The Finance Navigator was the only EY team that was invited for a pitch at HighTechXL Demo Day, meaning that chief marketing Wout Bobbink got the opportunity to pitch for a 1000 potential customers. He seized the opportunity with both hands and nailed it:
‘Only 10% of all startups succeed… but you know what happened to startups that have used our prototype in the past? They raised 10 million euros in total!’
In short: the Finance Navigator’s team knows what it’s like to be on stage pitching for large audiences… and that is why we thought we should share our experience.
If you want to know how YOU can deliver a killer pitch as well, then please take a look at the 5 tips underneath the following video. And if you want to see what a great pitch looks like, then check out the recording of Wout’s pitch in the video below.
Tip 1: a good pitch does not only consist of a good story!
A good pitch consists of three interrelated elements: 1) the story, 2) the pitch deck, and 3) the delivery. All three are equally important (okay.. we do admit the story and the delivery are crucial, but nicely designed slides can turn a good story into an amazing story!) and all take at least as much time to master.
Tip 2: tailor your story to the audience and use the pitch canvas.
Most of the times you do a pitch you will face a different audience and each audience requires a different story line. For instance, Alex’ pitch at EY’s Demo Day was an investor pitch, while Wouts pitch in the afternoon was a sales pitch; different audiences, different goals (e.g. raising investment vs. boosting product sales). The Pitch Canvas© can help you identify which elements your pitch could/should contain.
Tip 3: if your story is good, a pitch deck can make it amazing!
Try to strengthen your story making use of a good pitch deck. 3 tips: 1) use LITTLE text, 2) MANY visuals, 3) and go easy on the clicking (more clicks means a more complex presentation and therefore more practice hours, while it doesn’t always improve your presentation). If you’re working with a designer and you want to have many options for customization, then use Powerpoint. Want to make something slick yourself without too much hassle? Haiku Deck could be a solution.

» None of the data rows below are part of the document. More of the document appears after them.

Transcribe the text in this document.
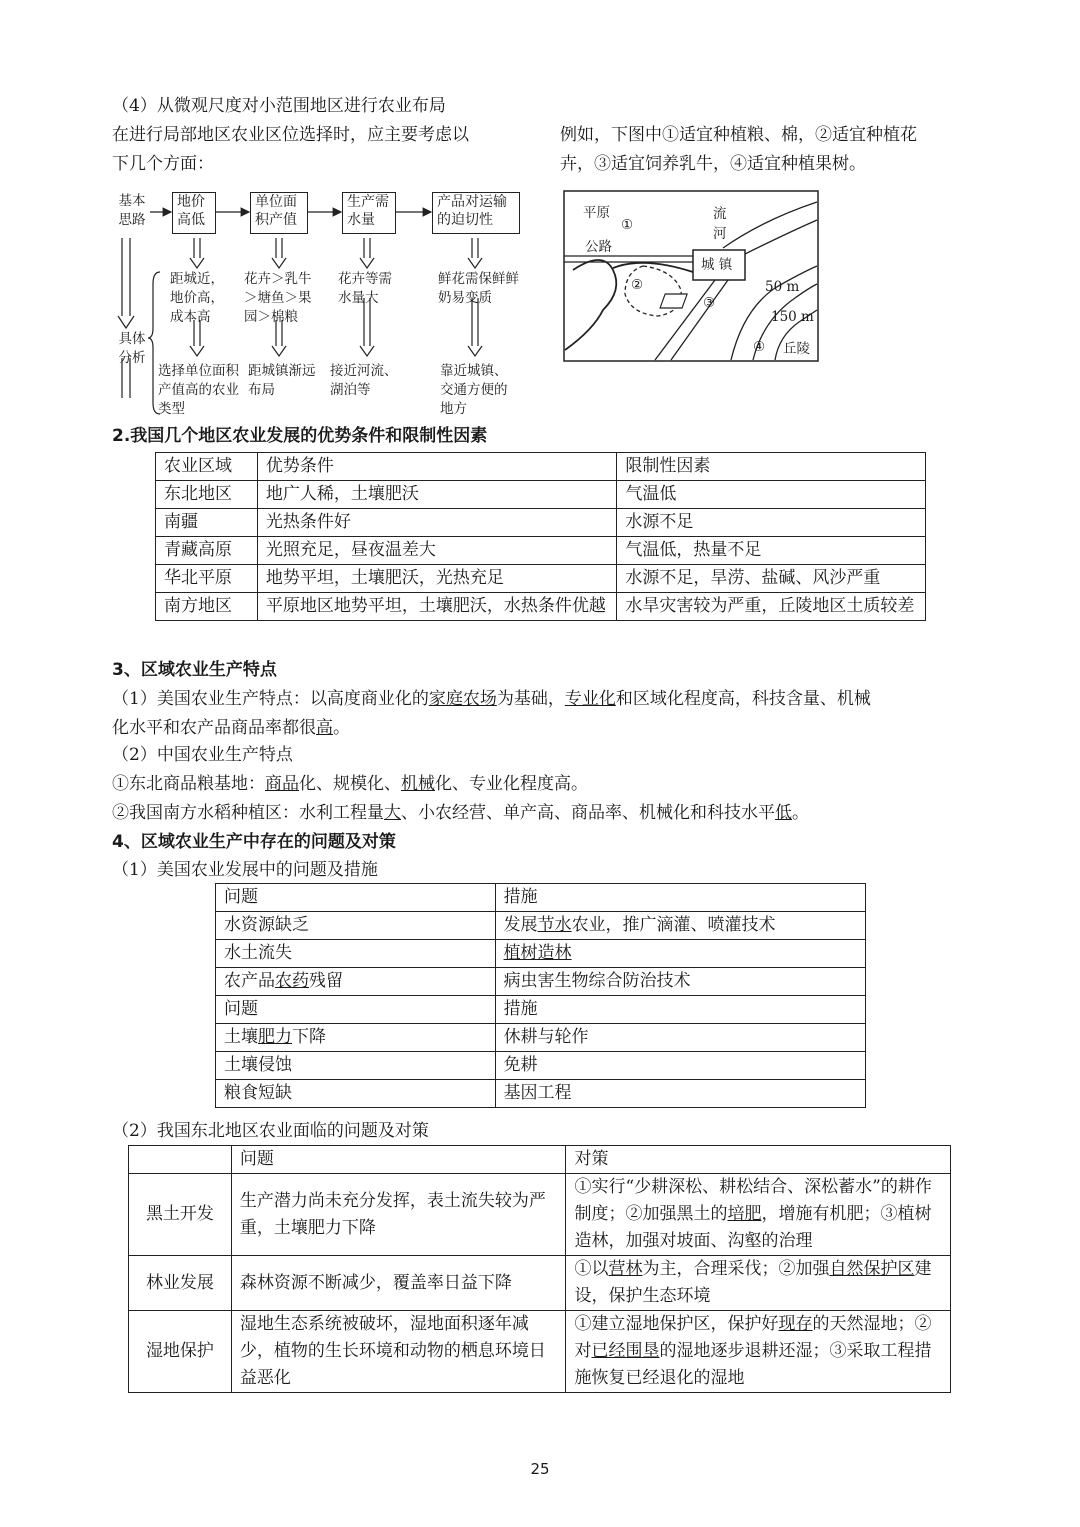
（4）从微观尺度对小范围地区进行农业布局
在进行局部地区农业区位选择时，应主要考虑以
下几个方面：
例如，下图中①适宜种植粮、棉，②适宜种植花
卉，③适宜饲养乳牛，④适宜种植果树。
基本思路
具体分析
地价高低
单位面积产值
生产需水量
产品对运输的迫切性
距城近，地价高，成本高
花卉＞乳牛＞塘鱼＞果园＞棉粮
花卉等需水量大
鲜花需保鲜鲜奶易变质
选择单位面积产值高的农业类型
距城镇渐远布局
接近河流、湖泊等
靠近城镇、交通方便的地方
平原
①
公路
流河
城 镇
②
③
50 m
150 m
④ 丘陵
2.我国几个地区农业发展的优势条件和限制性因素
农业区域	优势条件	限制性因素
东北地区	地广人稀，土壤肥沃	气温低
南疆	光热条件好	水源不足
青藏高原	光照充足，昼夜温差大	气温低，热量不足
华北平原	地势平坦，土壤肥沃，光热充足	水源不足，旱涝、盐碱、风沙严重
南方地区	平原地区地势平坦，土壤肥沃，水热条件优越	水旱灾害较为严重，丘陵地区土质较差
3、区域农业生产特点
（1）美国农业生产特点：以高度商业化的家庭农场为基础，专业化和区域化程度高，科技含量、机械
化水平和农产品商品率都很高。
（2）中国农业生产特点
①东北商品粮基地：商品化、规模化、机械化、专业化程度高。
②我国南方水稻种植区：水利工程量大、小农经营、单产高、商品率、机械化和科技水平低。
4、区域农业生产中存在的问题及对策
（1）美国农业发展中的问题及措施
问题	措施
水资源缺乏	发展节水农业，推广滴灌、喷灌技术
水土流失	植树造林
农产品农药残留	病虫害生物综合防治技术
问题	措施
土壤肥力下降	休耕与轮作
土壤侵蚀	免耕
粮食短缺	基因工程
（2）我国东北地区农业面临的问题及对策
	问题	对策
黑土开发	生产潜力尚未充分发挥，表土流失较为严重，土壤肥力下降	①实行“少耕深松、耕松结合、深松蓄水”的耕作制度；②加强黑土的培肥，增施有机肥；③植树造林，加强对坡面、沟壑的治理
林业发展	森林资源不断减少，覆盖率日益下降	①以营林为主，合理采伐；②加强自然保护区建设，保护生态环境
湿地保护	湿地生态系统被破坏，湿地面积逐年减少，植物的生长环境和动物的栖息环境日益恶化	①建立湿地保护区，保护好现存的天然湿地；②对已经围垦的湿地逐步退耕还湿；③采取工程措施恢复已经退化的湿地
25
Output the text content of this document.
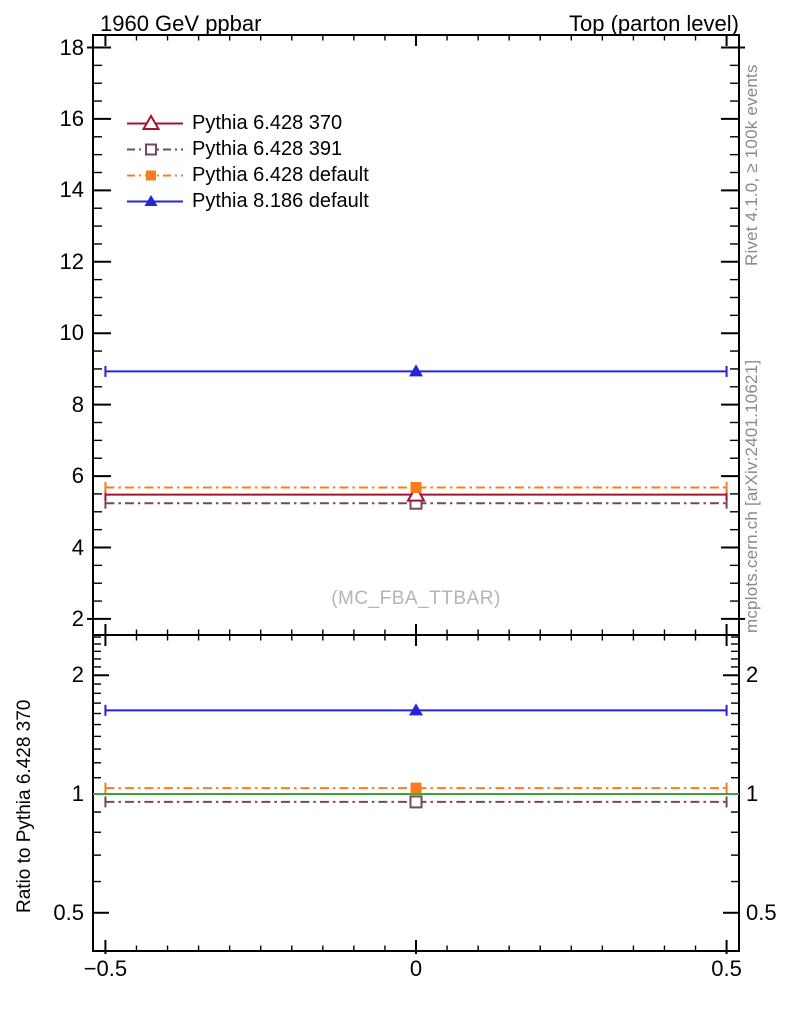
1960 GeV ppbar	Top (parton level)
Rivet 4.1.0, ≥ 100k events
mcplots.cern.ch [arXiv:2401.10621]
Ratio to Pythia 6.428 370
(MC_FBA_TTBAR)
Pythia 6.428 370
Pythia 6.428 391
Pythia 6.428 default
Pythia 8.186 default
18
16
14
12
10
8
6
4
2
2	2
1	1
0.5	0.5
−0.5	0	0.5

Tip 4: it’s all about delivery.
Even the best stories and pitch decks won’t save you if your delivery sucks. We don’t know the exact percentage, but a big chunk of what you’re saying comes from non-verbal communication. We all know we should make eye-contact with the audience, try to walk around and make gestures (but not too much!) and play with intonation, but what many people don’t know is that the last few minutes BEFORE you go on stage can have a large influence on how the audience perceives you as well.
The last 5 minutes before you go on stage, try to stand in the most confident posture you can think of, even if you don’t feel confident at all. This boosts your testosterone levels and will increase your chances of success. If the science behind it is right or if it’s just a placebo effect we don’t know for sure, but hey.. for us it helped! (want to know more on this? Google for Amy Cuddy’s Ted talk)
Tip 5: practice, practice, practice…
Very cliché, but the funny thing with clichés is that they’re most often true… practice your pitch on your colleagues, your grandma, your boy/girlfriend, or maybe even a stranger in the bus. All should be able to understand your story.